La verdad, esa mujer a la que todos pretendemos seducir, la ninfa que persigue la conciencia para dar sentido a lo que somos. Ataviada con ropas blancas, su piel de rana la hace escuálida a las manos de la razón, una razón perdida en oscuros bosques de ilusión. No tiene dueño ni dueña, nadie la ha visto ni encontrado, pues muda de aspecto y de lugar, de época y conciencia.

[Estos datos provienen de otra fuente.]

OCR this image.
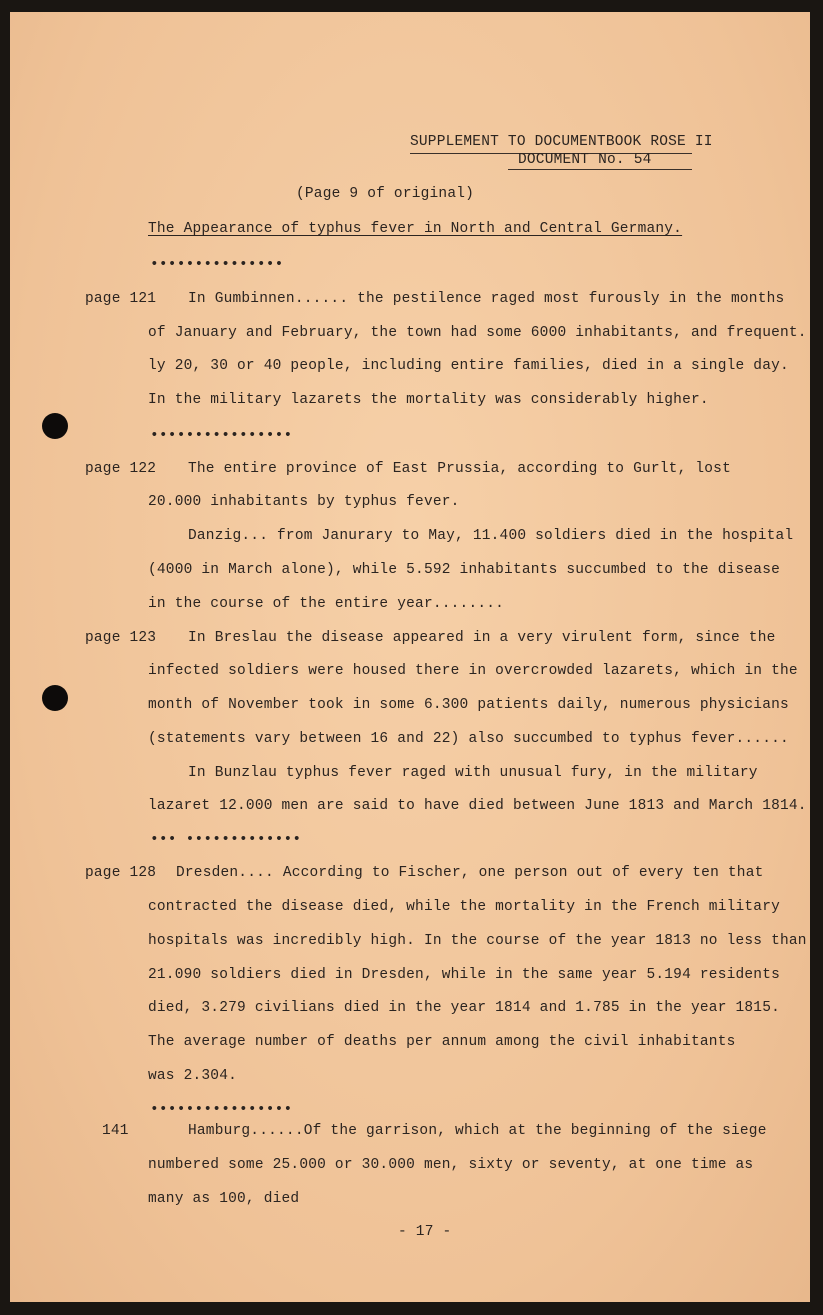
SUPPLEMENT TO DOCUMENTBOOK ROSE II
DOCUMENT No. 54
(Page 9 of original)
The Appearance of typhus fever in North and Central Germany.
•••••••••••••••
page 121 In Gumbinnen...... the pestilence raged most furously in the months
of January and February, the town had some 6000 inhabitants, and frequent.
ly 20, 30 or 40 people, including entire families, died in a single day.
In the military lazarets the mortality was considerably higher.
••••••••••••••••
page 122 The entire province of East Prussia, according to Gurlt, lost
20.000 inhabitants by typhus fever.
Danzig... from Janurary to May, 11.400 soldiers died in the hospital
(4000 in March alone), while 5.592 inhabitants succumbed to the disease
in the course of the entire year........
page 123 In Breslau the disease appeared in a very virulent form, since the
infected soldiers were housed there in overcrowded lazarets, which in the
month of November took in some 6.300 patients daily, numerous physicians
(statements vary between 16 and 22) also succumbed to typhus fever......
In Bunzlau typhus fever raged with unusual fury, in the military
lazaret 12.000 men are said to have died between June 1813 and March 1814.
••• •••••••••••••
page 128 Dresden.... According to Fischer, one person out of every ten that
contracted the disease died, while the mortality in the French military
hospitals was incredibly high. In the course of the year 1813 no less than
21.090 soldiers died in Dresden, while in the same year 5.194 residents
died, 3.279 civilians died in the year 1814 and 1.785 in the year 1815.
The average number of deaths per annum among the civil inhabitants
was 2.304.
••••••••••••••••
141	Hamburg......Of the garrison, which at the beginning of the siege
numbered some 25.000 or 30.000 men, sixty or seventy, at one time as
many as 100, died
- 17 -
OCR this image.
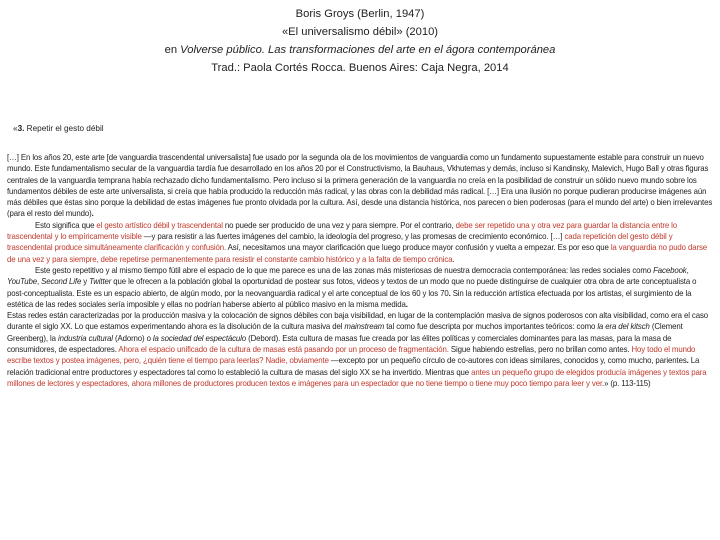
Boris Groys (Berlin, 1947)
«El universalismo débil» (2010)
en Volverse público. Las transformaciones del arte en el ágora contemporánea
Trad.: Paola Cortés Rocca. Buenos Aires: Caja Negra, 2014
«3. Repetir el gesto débil

[…] En los años 20, este arte [de vanguardia trascendental universalista] fue usado por la segunda ola de los movimientos de vanguardia como un fundamento supuestamente estable para construir un nuevo mundo. Este fundamentalismo secular de la vanguardia tardía fue desarrollado en los años 20 por el Constructivismo, la Bauhaus, Vkhutemas y demás, incluso si Kandinsky, Malevich, Hugo Ball y otras figuras centrales de la vanguardia temprana había rechazado dicho fundamentalismo. Pero incluso si la primera generación de la vanguardia no creía en la posibilidad de construir un sólido nuevo mundo sobre los fundamentos débiles de este arte universalista, si creía que había producido la reducción más radical, y las obras con la debilidad más radical. […] Era una ilusión no porque pudieran producirse imágenes aún más débiles que éstas sino porque la debilidad de estas imágenes fue pronto olvidada por la cultura. Así, desde una distancia histórica, nos parecen o bien poderosas (para el mundo del arte) o bien irrelevantes (para el resto del mundo).

Esto significa que el gesto artístico débil y trascendental no puede ser producido de una vez y para siempre. Por el contrario, debe ser repetido una y otra vez para guardar la distancia entre lo trascendental y lo empíricamente visible —y para resistir a las fuertes imágenes del cambio, la ideología del progreso, y las promesas de crecimiento económico. […] cada repetición del gesto débil y trascendental produce simultáneamente clarificación y confusión. Así, necesitamos una mayor clarificación que luego produce mayor confusión y vuelta a empezar. Es por eso que la vanguardia no pudo darse de una vez y para siempre, debe repetirse permanentemente para resistir el constante cambio histórico y a la falta de tiempo crónica.

Este gesto repetitivo y al mismo tiempo fútil abre el espacio de lo que me parece es una de las zonas más misteriosas de nuestra democracia contemporánea: las redes sociales como Facebook, YouTube, Second Life y Twitter que le ofrecen a la población global la oportunidad de postear sus fotos, videos y textos de un modo que no puede distinguirse de cualquier otra obra de arte conceptualista o post-conceptualista. Este es un espacio abierto, de algún modo, por la neovanguardia radical y el arte conceptual de los 60 y los 70. Sin la reducción artística efectuada por los artistas, el surgimiento de la estética de las redes sociales sería imposible y ellas no podrían haberse abierto al público masivo en la misma medida.

Estas redes están caracterizadas por la producción masiva y la colocación de signos débiles con baja visibilidad, en lugar de la contemplación masiva de signos poderosos con alta visibilidad, como era el caso durante el siglo XX. Lo que estamos experimentando ahora es la disolución de la cultura masiva del mainstream tal como fue descripta por muchos importantes teóricos: como la era del kitsch (Clement Greenberg), la industria cultural (Adorno) o la sociedad del espectáculo (Debord). Esta cultura de masas fue creada por las élites políticas y comerciales dominantes para las masas, para la masa de consumidores, de espectadores. Ahora el espacio unificado de la cultura de masas está pasando por un proceso de fragmentación. Sigue habiendo estrellas, pero no brillan como antes. Hoy todo el mundo escribe textos y postea imágenes, pero, ¿quién tiene el tiempo para leerlas? Nadie, obviamente —excepto por un pequeño círculo de co-autores con ideas similares, conocidos y, como mucho, parientes. La relación tradicional entre productores y espectadores tal como lo estableció la cultura de masas del siglo XX se ha invertido. Mientras que antes un pequeño grupo de elegidos producía imágenes y textos para millones de lectores y espectadores, ahora millones de productores producen textos e imágenes para un espectador que no tiene tiempo o tiene muy poco tiempo para leer y ver.» (p. 113-115)
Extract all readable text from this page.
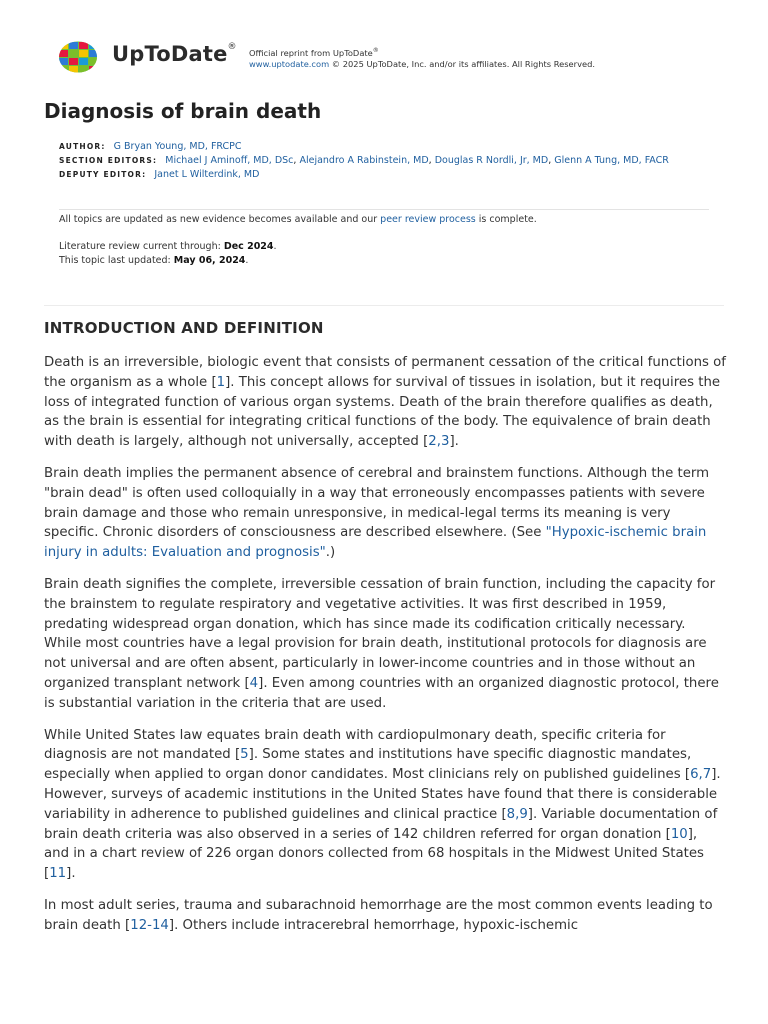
UpToDate®
Official reprint from UpToDate®
www.uptodate.com © 2025 UpToDate, Inc. and/or its affiliates. All Rights Reserved.
Diagnosis of brain death

AUTHOR: G Bryan Young, MD, FRCPC

SECTION EDITORS: Michael J Aminoff, MD, DSc , Alejandro A Rabinstein, MD , Douglas R Nordli, Jr, MD , Glenn A Tung, MD, FACR

DEPUTY EDITOR: Janet L Wilterdink, MD

All topics are updated as new evidence becomes available and our peer review process is complete.
Literature review current through: Dec 2024.
This topic last updated: May 06, 2024.
INTRODUCTION AND DEFINITION

Death is an irreversible, biologic event that consists of permanent cessation of the critical functions of the organism as a whole [1]. This concept allows for survival of tissues in isolation, but it requires the loss of integrated function of various organ systems. Death of the brain therefore qualifies as death, as the brain is essential for integrating critical functions of the body. The equivalence of brain death with death is largely, although not universally, accepted [2,3].

Brain death implies the permanent absence of cerebral and brainstem functions. Although the term "brain dead" is often used colloquially in a way that erroneously encompasses patients with severe brain damage and those who remain unresponsive, in medical-legal terms its meaning is very specific. Chronic disorders of consciousness are described elsewhere. (See "Hypoxic-ischemic brain injury in adults: Evaluation and prognosis".)

Brain death signifies the complete, irreversible cessation of brain function, including the capacity for the brainstem to regulate respiratory and vegetative activities. It was first described in 1959, predating widespread organ donation, which has since made its codification critically necessary. While most countries have a legal provision for brain death, institutional protocols for diagnosis are not universal and are often absent, particularly in lower-income countries and in those without an organized transplant network [4]. Even among countries with an organized diagnostic protocol, there is substantial variation in the criteria that are used.

While United States law equates brain death with cardiopulmonary death, specific criteria for diagnosis are not mandated [5]. Some states and institutions have specific diagnostic mandates, especially when applied to organ donor candidates. Most clinicians rely on published guidelines [6,7]. However, surveys of academic institutions in the United States have found that there is considerable variability in adherence to published guidelines and clinical practice [8,9]. Variable documentation of brain death criteria was also observed in a series of 142 children referred for organ donation [10], and in a chart review of 226 organ donors collected from 68 hospitals in the Midwest United States [11].

In most adult series, trauma and subarachnoid hemorrhage are the most common events leading to brain death [12-14]. Others include intracerebral hemorrhage, hypoxic-ischemic
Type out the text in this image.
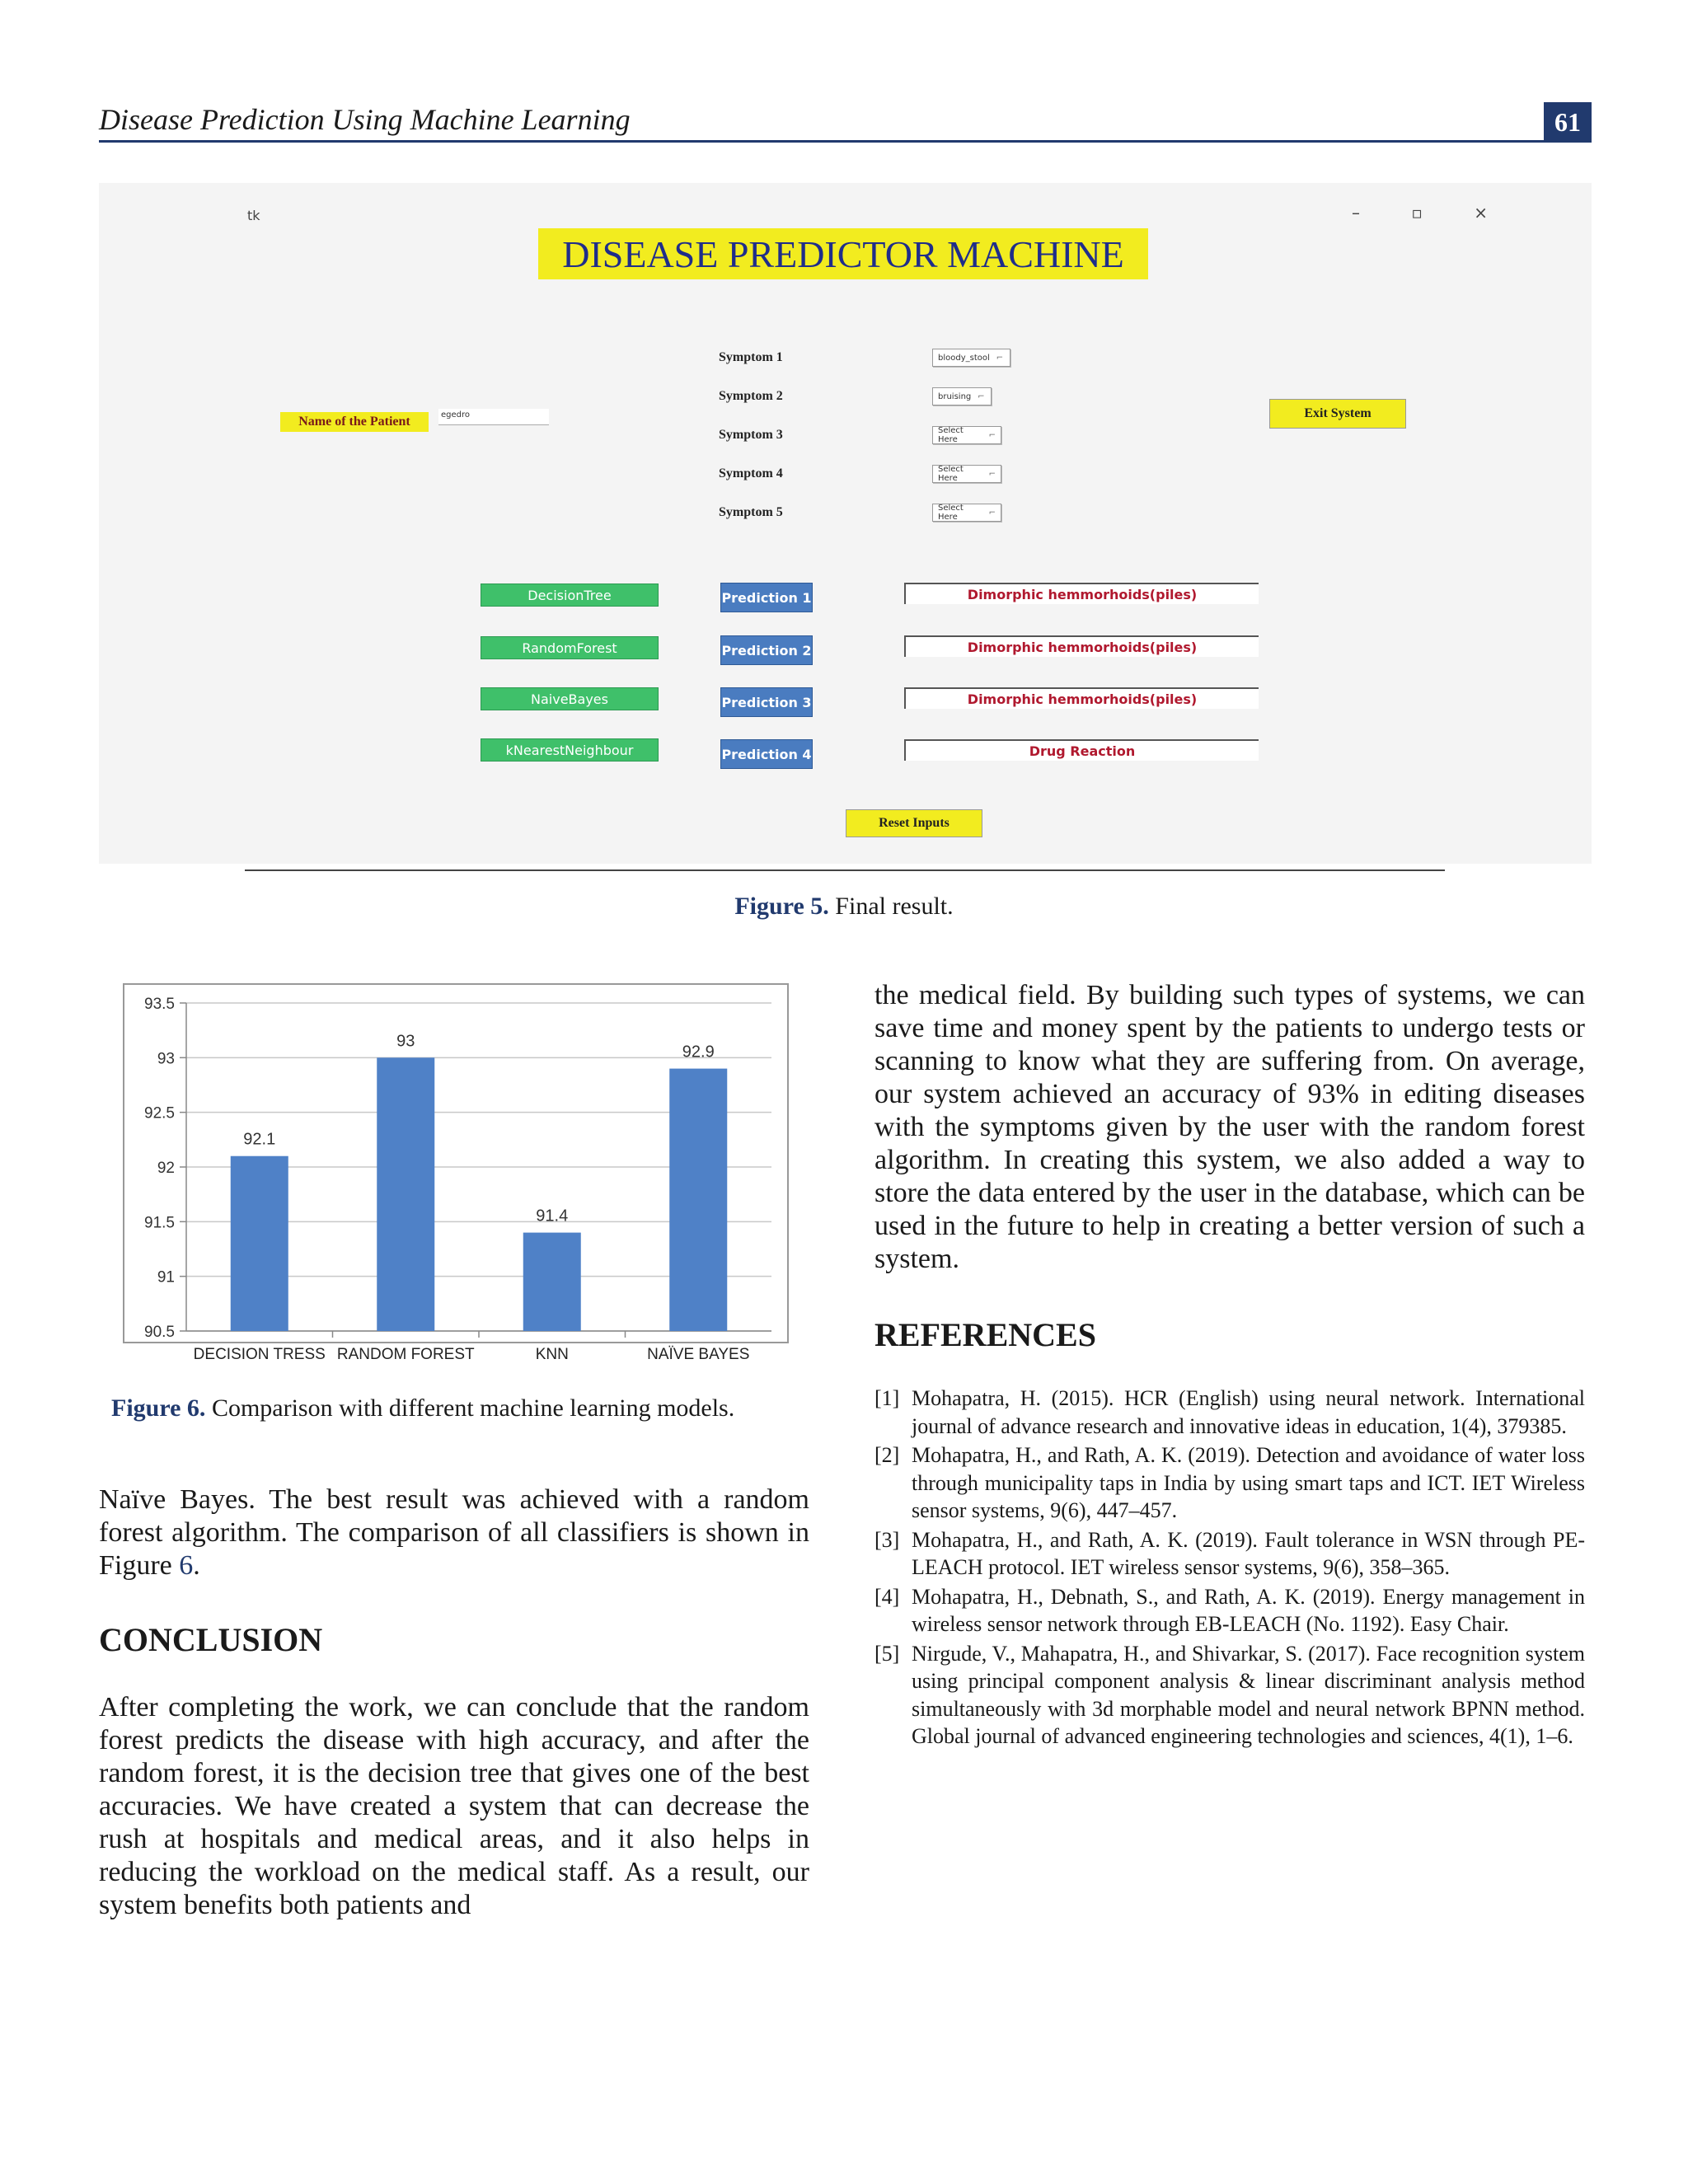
Disease Prediction Using Machine Learning	61
tk	– ▫ ×
DISEASE PREDICTOR MACHINE
Name of the Patient	egedro
Symptom 1
Symptom 2
Symptom 3
Symptom 4
Symptom 5
bloody_stool ⌐
bruising ⌐
Select Here	⌐
Select Here	⌐
Select Here	⌐
Exit System
DecisionTree
RandomForest
NaiveBayes
kNearestNeighbour
Prediction 1
Prediction 2
Prediction 3
Prediction 4
Dimorphic hemmorhoids(piles)
Dimorphic hemmorhoids(piles)
Dimorphic hemmorhoids(piles)
Drug Reaction
Reset Inputs
Figure 5. Final result.
90.5
91
91.5
92
92.5
93
93.5
92.1
DECISION TRESS
93
RANDOM FOREST
91.4
KNN
92.9
NAÏVE BAYES
Figure 6. Comparison with different machine learning models.
Naïve Bayes. The best result was achieved with a random forest algorithm. The comparison of all classifiers is shown in Figure 6.
CONCLUSION
After completing the work, we can conclude that the random forest predicts the disease with high accuracy, and after the random forest, it is the decision tree that gives one of the best accuracies. We have created a system that can decrease the rush at hospitals and medical areas, and it also helps in reducing the workload on the medical staff. As a result, our system benefits both patients and
the medical field. By building such types of systems, we can save time and money spent by the patients to undergo tests or scanning to know what they are suffering from. On average, our system achieved an accuracy of 93% in editing diseases with the symptoms given by the user with the random forest algorithm. In creating this system, we also added a way to store the data entered by the user in the database, which can be used in the future to help in creating a better version of such a system.
REFERENCES
[1] Mohapatra, H. (2015). HCR (English) using neural network. International journal of advance research and innovative ideas in education, 1(4), 379385.
[2] Mohapatra, H., and Rath, A. K. (2019). Detection and avoidance of water loss through municipality taps in India by using smart taps and ICT. IET Wireless sensor systems, 9(6), 447–457.
[3] Mohapatra, H., and Rath, A. K. (2019). Fault tolerance in WSN through PE-LEACH protocol. IET wireless sensor systems, 9(6), 358–365.
[4] Mohapatra, H., Debnath, S., and Rath, A. K. (2019). Energy management in wireless sensor network through EB-LEACH (No. 1192). Easy Chair.
[5] Nirgude, V., Mahapatra, H., and Shivarkar, S. (2017). Face recognition system using principal component analysis & linear discriminant analysis method simultaneously with 3d morphable model and neural network BPNN method. Global journal of advanced engineering technologies and sciences, 4(1), 1–6.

Tras muchos siglos la impostora, vuelve a transformarse tomando como coro, nuevas voces engañadas, con bata blanca y rodeada de roedores, sus cantos y alabanzas toman contornos numéricos, de cifras y fórmulas, predicción de un mundo que pretende ser explicación del mismo. Tan perdida y extraviada, se erige en un nuevo trono, fría como el hielo, reducida esclusa de sentidos, de método y aplicación.
La Verdad, escrita con mayúsculas es inalcanzable, cada época, cada individuo o conciencia defiende la suya, pero como propia. Eso no significa que en los hechos no esté patente cierta verdad, pero no La Verdad. Hoy en día nos encontramos con dos verdades de nuestro tiempo que dejan bastante que desear: publicidad y cientifismo.
La primera se ha apropiado de la belleza y falsea la realidad, la segunda es reductora, fría y esclava de un método, tan limitado como las pruebas que contiene para demostrar. Una, es engañadora de ilusiones y la otra es tuerta y tartamuda, trapacistas cercenadas. Ambos discursos pretenden apropiarse de la vida y dan lecciones de la misma, pero poco o nada saben de ellas mismas. Retorcidos son sus cantos y adornados con claveles, captan la mirada y los anhelos de las almas. Individuos extraviados que dibujan una nada sobre nada, pues la vida es mucho más que todo eso.